In Memory: Judge Daniel M. Friedman

PatentLawImage138Court of Appeals for the Federal Circuit Judge Daniel Friedman died earlier this week at the age of 95.  Judge Friedman was the last living original member of the court. He was known for his sharp intellect, friendly demeanor, and bow ties.

Judge Friedman graduated from Columbia Law School in 1940 and continued to practice law over the next 71 years (with a brief break to serve in the U.S. Army in WWII).  For the last 29 years, he has been a Judge on the Federal Circuit.   law over a span of more than 70 years — including the last 29 years on the Federal Circuit. In his practice at the Justice Department, then Solicitor Friedman argued eighty cases at the Supreme Court.

Judge Friedman took Senior Status at the Court in 1989 and his seat filled by Judge Alan Lourie. His last patent opinion (of several hundred) was released in January 2011.

Statement by Chief Judge Rader

8 thoughts on “In Memory: Judge Daniel M. Friedman

  1. 8

    CANADIAN WHEAT BOARD v. UNITED STATES

    link to caselaw.findlaw.com

    After discussing and dismissing the U.S. government’s primary basis of argument (including one action that was called “so bizarre and unfair that we would be most reluctant to sustain it”), the opinion addresses the government’s additional claims with this beautifully succinct phrase,

    “The government makes several other arguments, which need not detain us long.”

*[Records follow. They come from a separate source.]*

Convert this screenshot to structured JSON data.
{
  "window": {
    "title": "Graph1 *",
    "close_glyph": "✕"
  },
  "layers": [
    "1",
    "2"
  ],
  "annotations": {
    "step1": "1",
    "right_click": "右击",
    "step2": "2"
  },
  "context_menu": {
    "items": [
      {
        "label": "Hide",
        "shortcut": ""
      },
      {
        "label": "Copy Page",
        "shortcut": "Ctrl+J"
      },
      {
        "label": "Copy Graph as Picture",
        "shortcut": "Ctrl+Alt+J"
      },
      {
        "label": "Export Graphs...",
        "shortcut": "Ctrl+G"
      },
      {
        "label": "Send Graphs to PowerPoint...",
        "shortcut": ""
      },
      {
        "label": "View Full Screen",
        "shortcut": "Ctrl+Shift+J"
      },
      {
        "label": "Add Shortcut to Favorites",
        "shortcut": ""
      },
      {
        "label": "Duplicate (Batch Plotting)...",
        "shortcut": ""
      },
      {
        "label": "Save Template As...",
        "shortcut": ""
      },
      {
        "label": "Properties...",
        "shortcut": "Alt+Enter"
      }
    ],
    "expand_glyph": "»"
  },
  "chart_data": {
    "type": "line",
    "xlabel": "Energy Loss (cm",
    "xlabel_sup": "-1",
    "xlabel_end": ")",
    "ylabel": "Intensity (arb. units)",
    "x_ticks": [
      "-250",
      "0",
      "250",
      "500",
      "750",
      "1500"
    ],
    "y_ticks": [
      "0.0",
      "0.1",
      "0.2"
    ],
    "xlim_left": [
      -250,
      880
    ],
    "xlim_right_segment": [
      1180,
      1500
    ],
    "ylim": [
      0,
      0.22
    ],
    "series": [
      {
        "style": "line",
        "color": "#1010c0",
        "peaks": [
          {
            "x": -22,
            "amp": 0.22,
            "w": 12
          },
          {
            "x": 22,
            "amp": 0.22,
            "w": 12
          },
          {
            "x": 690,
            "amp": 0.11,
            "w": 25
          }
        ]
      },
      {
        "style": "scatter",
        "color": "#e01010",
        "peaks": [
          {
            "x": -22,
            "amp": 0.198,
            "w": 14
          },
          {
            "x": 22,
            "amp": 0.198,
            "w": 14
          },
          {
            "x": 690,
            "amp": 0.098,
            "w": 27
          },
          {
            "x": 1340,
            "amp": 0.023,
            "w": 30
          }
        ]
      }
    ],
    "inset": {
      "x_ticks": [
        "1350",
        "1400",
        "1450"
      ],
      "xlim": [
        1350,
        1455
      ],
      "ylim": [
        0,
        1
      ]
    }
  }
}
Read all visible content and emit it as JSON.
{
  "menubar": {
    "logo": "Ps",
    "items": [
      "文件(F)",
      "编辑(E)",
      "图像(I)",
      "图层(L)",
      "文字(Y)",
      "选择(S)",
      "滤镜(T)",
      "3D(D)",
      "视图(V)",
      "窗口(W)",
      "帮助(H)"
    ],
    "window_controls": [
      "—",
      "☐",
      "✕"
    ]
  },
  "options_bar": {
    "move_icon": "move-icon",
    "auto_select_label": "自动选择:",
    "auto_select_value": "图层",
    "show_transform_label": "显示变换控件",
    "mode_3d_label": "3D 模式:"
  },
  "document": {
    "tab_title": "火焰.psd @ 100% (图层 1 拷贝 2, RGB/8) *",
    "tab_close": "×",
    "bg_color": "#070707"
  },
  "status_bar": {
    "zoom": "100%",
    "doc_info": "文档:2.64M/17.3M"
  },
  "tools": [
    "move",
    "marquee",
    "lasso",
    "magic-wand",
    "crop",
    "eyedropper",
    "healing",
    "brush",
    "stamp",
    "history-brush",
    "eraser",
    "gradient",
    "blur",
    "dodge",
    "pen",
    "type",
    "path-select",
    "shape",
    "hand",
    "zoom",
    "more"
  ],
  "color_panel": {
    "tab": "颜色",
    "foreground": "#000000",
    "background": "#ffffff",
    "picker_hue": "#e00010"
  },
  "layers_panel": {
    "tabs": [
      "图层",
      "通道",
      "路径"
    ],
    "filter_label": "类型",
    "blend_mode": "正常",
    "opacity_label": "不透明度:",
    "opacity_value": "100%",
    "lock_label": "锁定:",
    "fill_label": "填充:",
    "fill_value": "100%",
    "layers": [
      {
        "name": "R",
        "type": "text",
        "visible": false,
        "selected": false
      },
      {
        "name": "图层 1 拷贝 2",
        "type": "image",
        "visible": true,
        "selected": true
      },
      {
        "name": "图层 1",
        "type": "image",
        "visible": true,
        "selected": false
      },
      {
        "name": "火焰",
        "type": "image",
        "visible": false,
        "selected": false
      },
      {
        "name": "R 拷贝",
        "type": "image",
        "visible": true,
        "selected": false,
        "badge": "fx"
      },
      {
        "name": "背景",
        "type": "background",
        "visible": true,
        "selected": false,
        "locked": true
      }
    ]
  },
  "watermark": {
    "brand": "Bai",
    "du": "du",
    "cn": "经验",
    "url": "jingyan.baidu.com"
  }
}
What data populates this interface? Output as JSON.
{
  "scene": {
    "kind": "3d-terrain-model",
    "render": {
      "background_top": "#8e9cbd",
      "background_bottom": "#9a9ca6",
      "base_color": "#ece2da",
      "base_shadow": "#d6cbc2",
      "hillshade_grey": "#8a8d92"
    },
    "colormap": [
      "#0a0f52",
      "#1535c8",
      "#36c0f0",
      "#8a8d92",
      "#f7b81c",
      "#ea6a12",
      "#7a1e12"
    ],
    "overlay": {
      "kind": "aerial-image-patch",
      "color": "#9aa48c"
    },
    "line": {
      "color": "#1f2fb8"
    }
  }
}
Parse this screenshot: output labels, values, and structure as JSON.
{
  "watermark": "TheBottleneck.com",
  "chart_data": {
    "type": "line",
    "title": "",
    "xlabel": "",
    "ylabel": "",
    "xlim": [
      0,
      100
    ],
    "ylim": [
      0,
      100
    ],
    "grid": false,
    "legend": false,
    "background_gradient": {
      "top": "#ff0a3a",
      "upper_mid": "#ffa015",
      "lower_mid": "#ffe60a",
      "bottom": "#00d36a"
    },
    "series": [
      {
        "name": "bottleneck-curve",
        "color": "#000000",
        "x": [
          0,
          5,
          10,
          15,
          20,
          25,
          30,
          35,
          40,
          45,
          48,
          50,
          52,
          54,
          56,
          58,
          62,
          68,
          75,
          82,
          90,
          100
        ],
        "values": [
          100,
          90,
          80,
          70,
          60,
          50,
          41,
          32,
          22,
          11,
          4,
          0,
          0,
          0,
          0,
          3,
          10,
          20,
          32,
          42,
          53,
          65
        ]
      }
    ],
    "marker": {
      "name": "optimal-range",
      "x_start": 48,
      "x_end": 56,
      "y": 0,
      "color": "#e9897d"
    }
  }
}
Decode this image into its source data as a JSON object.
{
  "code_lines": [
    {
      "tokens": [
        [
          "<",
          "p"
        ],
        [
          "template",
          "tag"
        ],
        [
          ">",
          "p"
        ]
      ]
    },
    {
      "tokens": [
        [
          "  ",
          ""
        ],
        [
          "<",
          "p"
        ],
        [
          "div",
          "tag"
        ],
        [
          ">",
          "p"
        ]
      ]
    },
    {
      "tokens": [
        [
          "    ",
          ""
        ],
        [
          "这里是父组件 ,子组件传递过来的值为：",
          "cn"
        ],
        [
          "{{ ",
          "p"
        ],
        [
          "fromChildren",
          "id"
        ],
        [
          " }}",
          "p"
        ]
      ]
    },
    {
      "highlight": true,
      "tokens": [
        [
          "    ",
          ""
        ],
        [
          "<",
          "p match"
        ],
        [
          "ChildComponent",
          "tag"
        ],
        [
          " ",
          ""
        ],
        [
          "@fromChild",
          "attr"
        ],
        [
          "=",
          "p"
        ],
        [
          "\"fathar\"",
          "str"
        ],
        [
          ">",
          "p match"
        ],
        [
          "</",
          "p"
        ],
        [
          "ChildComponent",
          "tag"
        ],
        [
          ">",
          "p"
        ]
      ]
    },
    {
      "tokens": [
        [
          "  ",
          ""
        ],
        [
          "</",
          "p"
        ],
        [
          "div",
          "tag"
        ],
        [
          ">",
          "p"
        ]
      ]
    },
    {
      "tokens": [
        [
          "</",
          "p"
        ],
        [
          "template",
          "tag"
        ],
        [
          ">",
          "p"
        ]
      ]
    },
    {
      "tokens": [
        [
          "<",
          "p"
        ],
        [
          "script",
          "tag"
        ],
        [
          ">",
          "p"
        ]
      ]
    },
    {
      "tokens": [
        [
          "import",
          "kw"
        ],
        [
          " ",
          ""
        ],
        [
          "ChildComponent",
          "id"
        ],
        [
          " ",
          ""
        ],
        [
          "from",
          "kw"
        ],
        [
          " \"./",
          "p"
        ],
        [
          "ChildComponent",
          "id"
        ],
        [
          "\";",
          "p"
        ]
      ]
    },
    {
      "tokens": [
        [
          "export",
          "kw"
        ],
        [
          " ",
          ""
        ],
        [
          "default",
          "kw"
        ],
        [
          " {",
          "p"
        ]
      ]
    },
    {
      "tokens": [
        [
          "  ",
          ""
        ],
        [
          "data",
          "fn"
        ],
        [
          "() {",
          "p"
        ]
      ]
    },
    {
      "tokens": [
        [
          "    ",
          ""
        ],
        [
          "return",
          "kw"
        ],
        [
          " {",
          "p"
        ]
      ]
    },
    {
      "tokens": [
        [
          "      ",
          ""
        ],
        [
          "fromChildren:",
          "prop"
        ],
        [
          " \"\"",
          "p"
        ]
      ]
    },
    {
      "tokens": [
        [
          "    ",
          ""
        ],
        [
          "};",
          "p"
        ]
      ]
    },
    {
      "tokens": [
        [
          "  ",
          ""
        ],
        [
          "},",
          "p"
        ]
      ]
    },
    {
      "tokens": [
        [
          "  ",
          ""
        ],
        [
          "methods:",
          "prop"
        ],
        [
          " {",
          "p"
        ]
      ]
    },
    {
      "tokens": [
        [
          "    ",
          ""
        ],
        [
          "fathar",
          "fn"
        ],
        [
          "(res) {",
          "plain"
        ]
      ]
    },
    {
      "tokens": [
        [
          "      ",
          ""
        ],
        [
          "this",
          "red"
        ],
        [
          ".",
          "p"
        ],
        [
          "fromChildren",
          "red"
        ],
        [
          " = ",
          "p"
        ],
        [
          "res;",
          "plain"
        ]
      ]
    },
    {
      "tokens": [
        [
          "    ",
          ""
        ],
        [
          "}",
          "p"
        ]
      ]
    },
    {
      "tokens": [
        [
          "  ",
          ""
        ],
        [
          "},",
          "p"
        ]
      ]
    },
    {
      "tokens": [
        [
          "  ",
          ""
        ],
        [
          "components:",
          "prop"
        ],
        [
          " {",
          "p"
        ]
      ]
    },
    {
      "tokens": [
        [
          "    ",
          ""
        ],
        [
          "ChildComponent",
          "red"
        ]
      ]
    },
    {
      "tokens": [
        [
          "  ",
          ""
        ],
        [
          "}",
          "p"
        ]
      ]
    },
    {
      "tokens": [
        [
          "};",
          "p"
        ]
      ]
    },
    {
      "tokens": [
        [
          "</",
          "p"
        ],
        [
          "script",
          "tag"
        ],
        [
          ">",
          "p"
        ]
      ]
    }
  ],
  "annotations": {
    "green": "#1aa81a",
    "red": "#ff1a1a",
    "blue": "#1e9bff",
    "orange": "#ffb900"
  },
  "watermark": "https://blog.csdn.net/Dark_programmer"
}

    As always, Judge Friedman took a complicated issue, cut through to the core of it, and delivered a clear and reasoned opinion.

  2. 7

    RIP Judge Friedman — a wonderful human being indeed. Can anyone shed any light on the illustration that is posted with this post? Is this from Judge Friedman’s tenure as a Deputy SG?

  3. 6

    I had been introduced to Judge Danny Friedman many years earlier, but I got to know him as a friend–his label–when we sat and talked for over an hour at the FCBA Bench and Bar Conference at the Greenbrier in 2009. My easy point of entree–not that you needed one–was that I well knew and fondly remembered Judge Friedman’s friend–gone too long–long time Deputy Solicitor Louis Claiborne. Any one who remembered Danny’s friend Louis was someone Danny was delighted to talk at length and in sharp detail; and of course Danny insisted immediately that I address him just that way–he said that that is what friends do. Within that rather magical hour I spent with him in 2009, I had become his friend. The remarkable irony was that he was taken with the fact that a person so young as myself (then 57 going on 58) could remember Louis Claiborne lovingly and in detailed appreciation.

    I never found time to speak to Judge Friedman at the 2011 Bench and Bar; now I will rue that misallocation of time intensely for a while. But I will always have that wonderful hour he spent with me over a late breakfast in 2009. That, plus the privilege of teaching in Government Contracts at GW Law, where I every year can explain to a class of new government contracts students just why it is important to understand Judge Friedman’s view of a matter–even if he wrote alone to tell you what the real holding of a case might be.

    Deputy Solicitor General Louis Claiborne had taught me to understand that the right analysis of a case was usually the one arrived at by Judge Danny Friedman–whether or not it ultimately carried the day with the Circuit or its predecessor, en banc, or with the Supreme Court of the United States.

    In closing a traditional, and very apt Jewish memorial theodicy/prayer, adapted just a bit to the situation: My prayer is that Judge Danny Friedman’s memory should serve as a blessing to all who knew him, to all who encounter his work, and to all who specially value the rendering of justice –especially in the freighted context of claims for justice made against the sovereign, the United States of America. Danny, we shall not see you equal soon!

    Professor Joshua Schwartz
    E.K. Gubin Professor of Law
    Co-Director of the Government Procurement Law Program
    The George Washington University Law School

  4. 5

    I am always humbled when I learn of a fellow citizen who has dedicated his life to the advancement of such a noble cause as justice in this Constitutional Republic. A loss such as this is not easily overcome and requires those who remain to redecicate our lives to the values that this good Judge embodied in the hopes of preserving his legacy.

  5. 4

    As anyone who interacted with Judge Friedman in recent years knows, he was sharp as a tack right up to the end of his very long life. May we all be so fortunate to live so long and with no apparent decline in our mental faculties.

    Beyond having a great mind, he was a really nice guy. At conferences, he was happy to chat with anyone. What an inspiration.

  6. 3

    I recall struggling with Judge Friedman over patent opinions during the Federal Circuit’s first year. Well, I, as his clerk, was struggling. With his intellect, I think he just saw the patent cases and new puzzles to solve — and enjoyed the process.

  7. 1

    RIP good judge.

    I do believe that this was one of the guys that was generally fighting the good fight on the court during the years of calamity. It is a shame to here of his passing.